As a result of all the major security breaches recently, the security discussion has focused on risk management, cyber attacks and data security. Unfortunately, there has been another type of attack we have heard too much about in the past few years: physical attacks on buildings, often involving bombs or guns. One of the most recent attacks that comes to mind is the deadly attack on the San Bernardino Administrative Center, Riverside County in California. For many organizations, this attack highlighted the need for a well-designed and well-implemented physical security program to be in place in case of emergency.
Here are a few basic topics that must be covered when creating and implementing a physical security plan within your business:
Assess your current program
Maybe your organization has established a physical security program in the past, but practices and potential threats that were planned for are out-of-date. Or maybe your organization has never formally prepared for a physical attack. It is important for businesses to be prepared for both online and physical threats. When developing a security plan, businesses must assess all current vulnerabilities and specific threats. Some threats are common to many organizations, and some are specific to a particular organization—these risks should each be examined and addressed.
Develop security measures
After determining which vulnerabilities and threats your company is faced with, a set of controls or measures used to prevent a security incident must be implemented. When considering security measures, the assessment should look from outside-in. One effective approach is to examine vulnerabilities from the perspective of an aggressor. Physical security measures are often grouped into three broad elements: operations, architecture and technology. Properly implemented, these controls can establish a balanced security program.

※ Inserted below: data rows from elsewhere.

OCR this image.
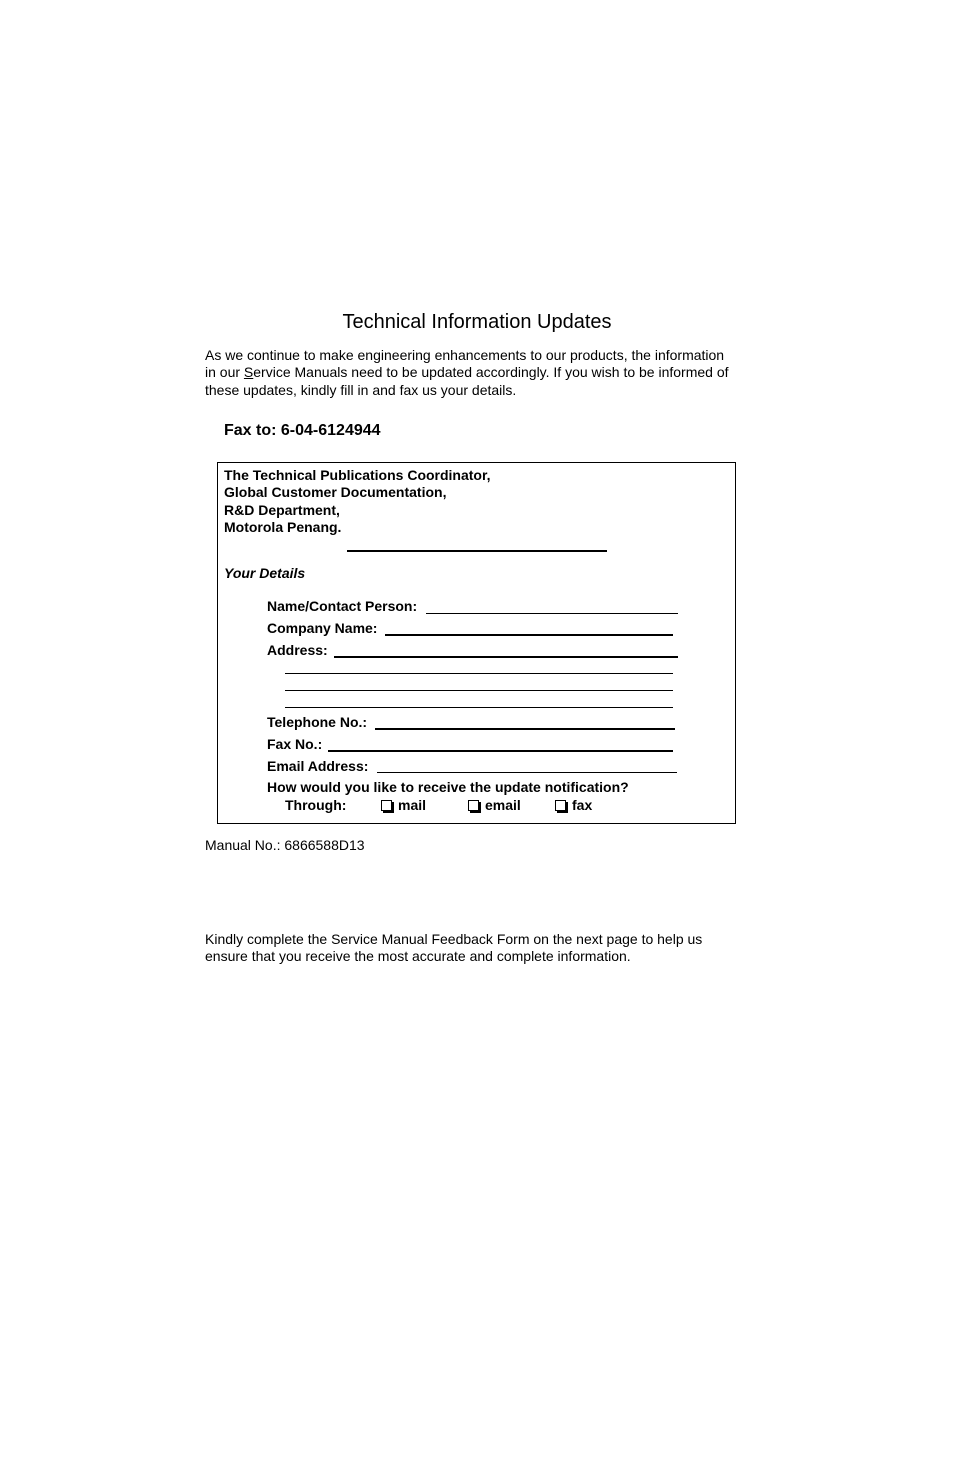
Technical Information Updates

As we continue to make engineering enhancements to our products, the information

in our Service Manuals need to be updated accordingly. If you wish to be informed of

these updates, kindly fill in and fax us your details.

Fax to: 6-04-6124944
The Technical Publications Coordinator,
Global Customer Documentation,
R&D Department,
Motorola Penang.
Your Details
Name/Contact Person:
Company Name:
Address:
Telephone No.:
Fax No.:
Email Address:
How would you like to receive the update notification?
Through:	mail	email	fax
Manual No.: 6866588D13

Kindly complete the Service Manual Feedback Form on the next page to help us

ensure that you receive the most accurate and complete information.
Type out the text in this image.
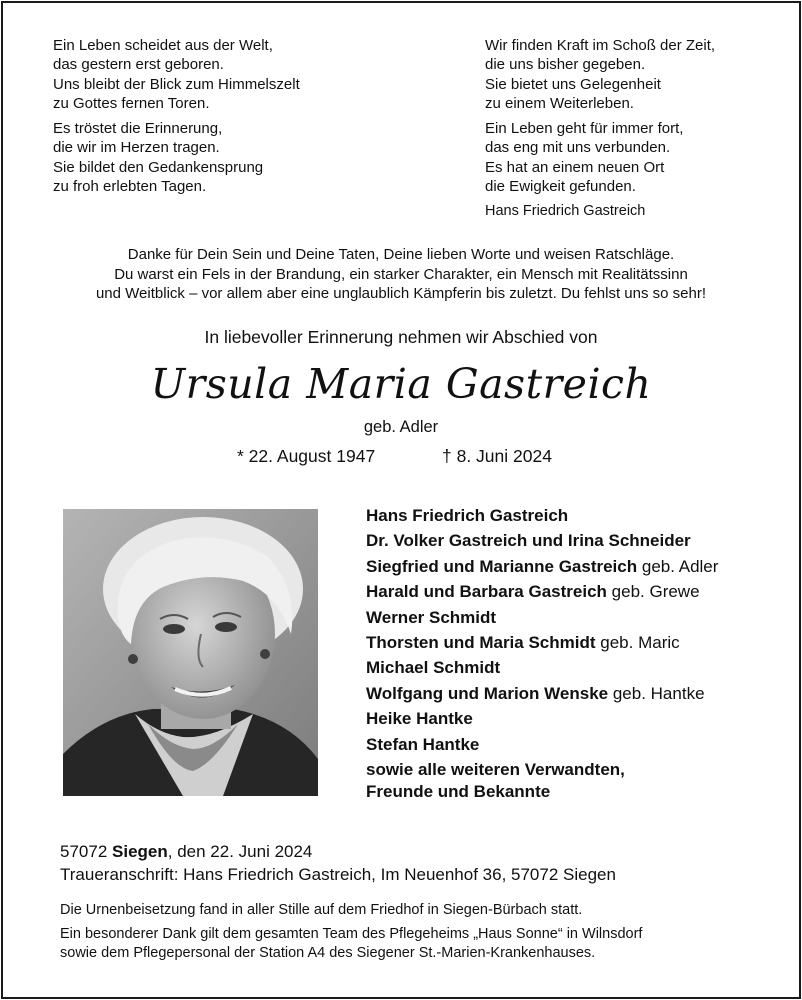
Ein Leben scheidet aus der Welt,
das gestern erst geboren.
Uns bleibt der Blick zum Himmelszelt
zu Gottes fernen Toren.
Es tröstet die Erinnerung,
die wir im Herzen tragen.
Sie bildet den Gedankensprung
zu froh erlebten Tagen.
Wir finden Kraft im Schoß der Zeit,
die uns bisher gegeben.
Sie bietet uns Gelegenheit
zu einem Weiterleben.
Ein Leben geht für immer fort,
das eng mit uns verbunden.
Es hat an einem neuen Ort
die Ewigkeit gefunden.
Hans Friedrich Gastreich
Danke für Dein Sein und Deine Taten, Deine lieben Worte und weisen Ratschläge.
Du warst ein Fels in der Brandung, ein starker Charakter, ein Mensch mit Realitätssinn
und Weitblick – vor allem aber eine unglaublich Kämpferin bis zuletzt. Du fehlst uns so sehr!
In liebevoller Erinnerung nehmen wir Abschied von
Ursula Maria Gastreich
geb. Adler
* 22. August 1947	† 8. Juni 2024
Hans Friedrich Gastreich
Dr. Volker Gastreich und Irina Schneider
Siegfried und Marianne Gastreich geb. Adler
Harald und Barbara Gastreich geb. Grewe
Werner Schmidt
Thorsten und Maria Schmidt geb. Maric
Michael Schmidt
Wolfgang und Marion Wenske geb. Hantke
Heike Hantke
Stefan Hantke
sowie alle weiteren Verwandten,
Freunde und Bekannte
57072 Siegen, den 22. Juni 2024
Traueranschrift: Hans Friedrich Gastreich, Im Neuenhof 36, 57072 Siegen
Die Urnenbeisetzung fand in aller Stille auf dem Friedhof in Siegen-Bürbach statt.
Ein besonderer Dank gilt dem gesamten Team des Pflegeheims „Haus Sonne“ in Wilnsdorf
sowie dem Pflegepersonal der Station A4 des Siegener St.-Marien-Krankenhauses.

Today’s security directors must justify security budgets for CFOs. Often, they are expected to explain to the CFO how implemented systems will save money. Similar to calculating cyber security ROI, there are two areas to focus on value: qualitative and quantitative. Qualitative value is subjective and unable to be measured in dollar amounts. Quantitative value is what most people think of when they think of ROI – numbers and dollar amounts. Security plans must be able to show CEO and stakeholders what physical security is doing for the company and explain why it matters.
Communicate the plan
Once a security plan is created and approved within an organization, it must be clearly communicated to all stakeholders and employees—including owners, finance staff, security supervisors, officers and others with an interest in a facility’s physical security, and all staff and employees. Consider putting your list of security measures together in a security “playbook”, or master plan, which shows accurate budgeting, planning and implementation. All employees and staff must be educated and trained in on new physical security measures and what steps to take in case of an emergency.
Ultimately, while the focus has shifted to technological safety, physical security is just as important for businesses. Physical security protects your most important assets: your employees. If your business has lost focus on physical security, it may be time to reassess your program and make some changes.